Situation des droits humains en RDC : deux visages de la crise selon Paul Nsapu
Paul Nsapu analyse les atteintes aux droits de l’homme en RDC : Kinshasa face aux défis structurels, l’Est sous l’emprise de la violence
Kinshasa, 3 juin 2026 — Lors d’un débat en direct organisé mardi par Stanis Bujakera Tshiamala, Paul Nsapu, président de la Commission nationale des droits de l’homme (CNDH), a dressé un bilan contrasté de la situation des droits humains sous la présidence de Félix Tshisekedi. Entre progrès législatifs et crises récurrentes, son analyse révèle deux réalités bien distinctes à travers le pays.

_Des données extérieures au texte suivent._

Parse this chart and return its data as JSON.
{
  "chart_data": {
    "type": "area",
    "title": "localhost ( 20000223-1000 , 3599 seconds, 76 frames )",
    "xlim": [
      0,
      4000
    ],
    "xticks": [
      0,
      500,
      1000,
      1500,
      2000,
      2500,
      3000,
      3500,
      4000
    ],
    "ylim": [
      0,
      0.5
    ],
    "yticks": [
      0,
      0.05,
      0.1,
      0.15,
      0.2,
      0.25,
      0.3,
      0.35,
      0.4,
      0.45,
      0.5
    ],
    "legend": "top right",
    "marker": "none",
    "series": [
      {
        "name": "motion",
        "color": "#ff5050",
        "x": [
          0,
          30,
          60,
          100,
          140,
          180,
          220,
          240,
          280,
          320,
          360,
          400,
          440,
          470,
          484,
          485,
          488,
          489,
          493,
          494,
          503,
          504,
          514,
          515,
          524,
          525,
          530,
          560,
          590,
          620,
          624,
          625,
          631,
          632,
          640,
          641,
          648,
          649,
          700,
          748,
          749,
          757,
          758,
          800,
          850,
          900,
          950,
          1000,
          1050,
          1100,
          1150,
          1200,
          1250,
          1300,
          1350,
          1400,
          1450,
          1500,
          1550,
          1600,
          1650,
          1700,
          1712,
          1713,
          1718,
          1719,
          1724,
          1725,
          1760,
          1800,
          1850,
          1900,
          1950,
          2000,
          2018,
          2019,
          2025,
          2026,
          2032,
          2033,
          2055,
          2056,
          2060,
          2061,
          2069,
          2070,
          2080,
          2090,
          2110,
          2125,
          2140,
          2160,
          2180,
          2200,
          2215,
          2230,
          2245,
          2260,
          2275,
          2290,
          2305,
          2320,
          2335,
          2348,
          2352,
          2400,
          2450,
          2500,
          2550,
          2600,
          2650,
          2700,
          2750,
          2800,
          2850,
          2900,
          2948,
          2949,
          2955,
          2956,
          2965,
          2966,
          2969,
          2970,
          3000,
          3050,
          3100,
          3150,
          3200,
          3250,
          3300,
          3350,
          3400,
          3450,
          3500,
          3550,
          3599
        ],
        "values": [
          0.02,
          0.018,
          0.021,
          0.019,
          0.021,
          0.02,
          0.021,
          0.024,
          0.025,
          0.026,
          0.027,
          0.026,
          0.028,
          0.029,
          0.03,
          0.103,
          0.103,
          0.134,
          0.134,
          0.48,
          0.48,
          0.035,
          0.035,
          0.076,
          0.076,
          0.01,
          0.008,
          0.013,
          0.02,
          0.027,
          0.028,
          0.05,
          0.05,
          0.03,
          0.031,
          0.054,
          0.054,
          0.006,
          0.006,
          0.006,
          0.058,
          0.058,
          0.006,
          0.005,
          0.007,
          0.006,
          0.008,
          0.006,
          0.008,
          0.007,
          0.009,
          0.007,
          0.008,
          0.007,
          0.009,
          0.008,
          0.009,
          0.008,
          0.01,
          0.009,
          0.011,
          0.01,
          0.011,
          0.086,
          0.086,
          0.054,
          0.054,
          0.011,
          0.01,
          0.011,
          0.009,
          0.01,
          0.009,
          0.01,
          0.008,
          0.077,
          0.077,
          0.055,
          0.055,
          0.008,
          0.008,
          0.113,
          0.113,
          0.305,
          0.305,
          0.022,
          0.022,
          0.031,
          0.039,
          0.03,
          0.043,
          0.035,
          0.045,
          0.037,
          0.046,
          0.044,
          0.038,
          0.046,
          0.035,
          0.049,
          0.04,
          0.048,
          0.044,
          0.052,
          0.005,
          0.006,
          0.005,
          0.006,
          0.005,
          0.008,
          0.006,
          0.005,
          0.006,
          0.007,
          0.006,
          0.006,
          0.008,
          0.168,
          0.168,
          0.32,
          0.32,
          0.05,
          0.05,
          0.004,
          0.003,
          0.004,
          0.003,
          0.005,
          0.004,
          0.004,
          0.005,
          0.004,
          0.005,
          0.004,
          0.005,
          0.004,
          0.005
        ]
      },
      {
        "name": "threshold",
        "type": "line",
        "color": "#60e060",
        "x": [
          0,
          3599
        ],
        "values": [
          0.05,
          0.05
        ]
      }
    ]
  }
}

Kinshasa : des violations structurelles héritées des régimes précédents
Dans les provinces placées sous l’autorité directe de Kinshasa, Paul Nsapu met en lumière des atteintes classiques aux droits fondamentaux. Ces violations touchent principalement les droits civils et politiques, mais aussi les droits économiques et sociaux, tels que l’accès à l’éducation, aux soins de santé ou encore à un emploi décent. Le président de la CNDH les attribue à un héritage de décennies de gouvernance marquée par un manque criant de développement et une absence d’amélioration tangible des conditions de vie des populations.
Les défaillances accumulées des différents régimes ayant dirigé la RDC expliquent, selon lui, cette situation persistante. Malgré des avancées législatives, les populations continuent de subir les conséquences d’un système où les promesses de progrès social peinent à se concrétiser.
L’Est du pays : une crise humanitaire aux racines profondes
À l’opposé, dans les provinces de l’Est — notamment le Nord-Kivu, le Sud-Kivu et une partie de l’Ituri — la situation des droits humains prend une tournure dramatique. Paul Nsapu parle d’un noyau dur de violations, où les droits les plus fondamentaux, comme le droit à la vie et le droit à la sécurité, sont quotidiennement bafoués.
Le président de la CNDH pointe du doigt la présence de l’armée rwandaise sur le territoire congolais, ainsi que l’activité de ses alliés locaux, comme des facteurs aggravants. Ces forces, opérant dans des zones échappant au contrôle de Kinshasa, exacerbent les tensions et plongent les populations civiles dans une insécurité permanente.
Face à cette double réalité, Paul Nsapu rappelle l’urgence d’agir, tant sur le plan national que régional, pour restaurer la paix et garantir le respect des droits fondamentaux à travers toute la RDC.